Dorothée Caulier, directrice générale adjointe d'UM France

«La place de la femme devrait être un non-sujet. Des études mondiales font régulièrement le parallèle entre accession au pouvoir des femmes et performance de l'entreprise. Il faudrait commencer à les croire! Mais pour moi, le sujet n’est pas le féminisme, ni la parité, c’est la mixité. Le combat devrait porter sur les minorités de manière générale et dans ces minorités, il y a les femmes. L’important, c’est l’équilibre : homme, femme, senior, junior, diversité, etc. Pour ce qui est de la place de la femme dans la publicité, je pense que ça commence à changer.

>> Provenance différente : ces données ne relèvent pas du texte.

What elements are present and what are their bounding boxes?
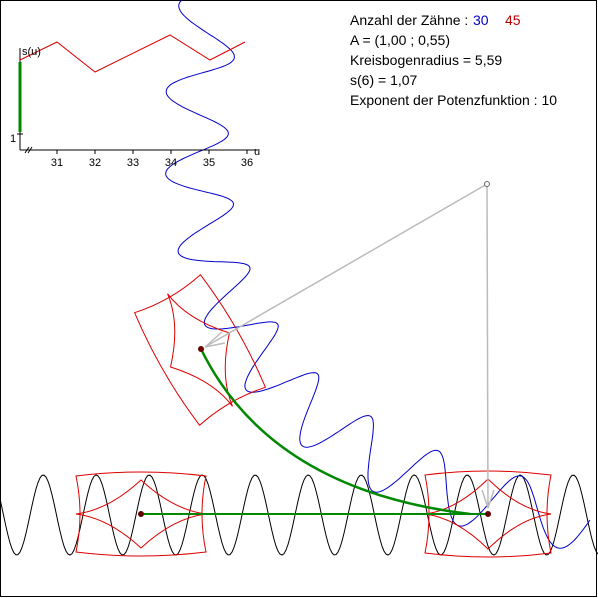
- teeth-blue: 30: [473, 12, 489, 28]
- axis-break: [24, 146, 33, 154]
- gray-arrow: [486, 183, 489, 509]
- x-label: u: [254, 146, 260, 158]
- gray-arrow: [204, 183, 488, 348]
- blue-wave: [165, 0, 591, 549]
- x-tick-label: 36: [241, 157, 253, 169]
- black-wave: [0, 474, 598, 556]
- green-arc: [199, 348, 471, 516]
- center-point: [485, 511, 491, 517]
- teeth-red: 45: [505, 12, 521, 28]
- red-outline: [424, 470, 552, 558]
- x-tick-label: 31: [51, 157, 63, 169]
- arrow-head: [481, 489, 495, 509]
- x-tick-label: 32: [89, 157, 101, 169]
- x-tick-label: 34: [165, 157, 177, 169]
- center-point: [138, 511, 144, 517]
- x-tick-label: 35: [203, 157, 215, 169]
- x-ticks: 31 32 33 34 35 36: [51, 150, 253, 169]
- red-gear: [133, 273, 267, 427]
- arrow-head: [204, 331, 226, 348]
- x-tick-label: 33: [127, 157, 139, 169]
- radius: Kreisbogenradius = 5,59: [350, 52, 502, 68]
- pivot: [484, 181, 490, 187]
- point-a: A = (1,00 ; 0,55): [350, 32, 450, 48]
- red-graph: [19, 34, 246, 73]
- s6: s(6) = 1,07: [350, 72, 418, 88]
- y-label: s(u): [22, 46, 41, 58]
- red-outline: [133, 273, 267, 427]
- curves: [0, 0, 598, 558]
- exponent: Exponent der Potenzfunktion : 10: [350, 92, 557, 108]
- red-gear: [424, 470, 552, 558]
- mini-graph: s(u) 1 u 31 32 33 34 35 36: [10, 34, 260, 169]
- y-tick-label: 1: [10, 133, 16, 145]
- center-point: [198, 346, 204, 352]
- teeth-label: Anzahl der Zähne :: [350, 12, 468, 28]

Mais on suit des millénaires d’histoire où l'on nous raconte que l’homme tue le mammouth pendant que la femme attend dans la grotte, forcément, c’est lent ! Le souci, c’est que beaucoup de femmes manquent de confiance en elles. Je ne sais pas si c’est une question d’éducation, mais plus on aidera à restaurer cette confiance, plus on leur donnera la force d’y arriver.»

 

Pascale Miguet, présidente de Zenith

 «Honnêtement, je suis plutôt interloquée par ce thème de “L'influence au féminin”. Ce n'est pas une vision à laquelle j'adhère. C'est important de parler de diversité, de mixité, mais cette formulation, dans laquelle l'influence “au féminin” est rattachée à la notion d'expertise, me heurte. Si je suis à mon poste actuel chez Zenith, c’est grâce à mon parcours digital, mes expériences en management... Mais en aucun cas parce que je suis une femme ! Mon mode de management est le reflet de ce que je suis, de mes rencontres, de mon éducation... Comme n'importe qui, homme ou femme ! Aujourd'hui, grâce au digital et à l'expertise data, on s'intéresse davantage au parcours de l'internaute qu'à son genre. Et dans les jeunes générations, la question du genre est de moins en moins marquée. Pourtant, il suffit de voir comment se comportent des boîtes de la Silicon Valley, comme Uber, censées être jeunes, anticonformistes et accusées de harcèlement sexuel, pour savoir que le sujet reste important…»

 

Corinne Abitbol, directrice générale en charge des études d’Omnicom Media Group

«Je dois préciser que si j’ai eu la chance d'accéder à ce poste, c’est surtout grâce à des hommes. En tout cas des rencontres masculines qui m’ont permis d'arriver à des fonctions à responsabilité. Ces hommes m’ont fait davantage confiance que je ne le faisais à moi-même. Ils m’ont poussée à prendre des risques, à bouger sur d’autres métiers, ce que je n’aurais pas fait naturellement. La confiance en soi, c’est primordial. Les agences médias ont permis à des femmes d'occuper ces jobs, car l’ouverture d’esprit y est plus grande. C’est un secteur qui a été obligé de se remettre en cause plus tôt avec le numérique. Mais c’est vrai que parfois, nous ne sommes pas très modernes dans notre organisation du temps de travail, surtout sur le télétravail, qui pourrait aider beaucoup de femmes. Il y a toujours cette culture du présentéisme qui fait que l’on a besoin de voir les gens pour les contrôler. Cela n'a pas de sens : quand le travail est fait, vous le savez, quand il n’est pas fait, vous le savez aussi…»

 

Laurence Milhau, directrice générale de Group M Connect

«Pour qu’il y ait une évolution, il faut changer la société par le haut. Chez Group M, beaucoup de femmes de 35 ans avec trois enfants ont des postes élevés parce qu’elles sont elles-mêmes dirigées par des femmes, certainement plus compréhensives. Soyons honnêtes, quand il y a un problème avec un enfant, l’école n’appelle jamais le père ! Si je suis mère et que je brigue un poste à responsabilité, il est clair que je ne pourrai pas partir à 18 heures. Je devrai travailler différemment, plus qu’un homme. Comme beaucoup, j’ai tous les jours des réflexions machistes passées sous couvert de la boutade, mais je n’ai jamais eu à subir le fait que je sois une femme dans mon job, alors même que j’ai toujours été dans des secteurs dits “masculins”. C’est peut-être aussi parce que j’ai du caractère ! Et puis, il y a des moments où la situation est différente, je me mets moi-même des barrières, alors je me dis: “Si j’avais été un homme, je me serais imposée.”»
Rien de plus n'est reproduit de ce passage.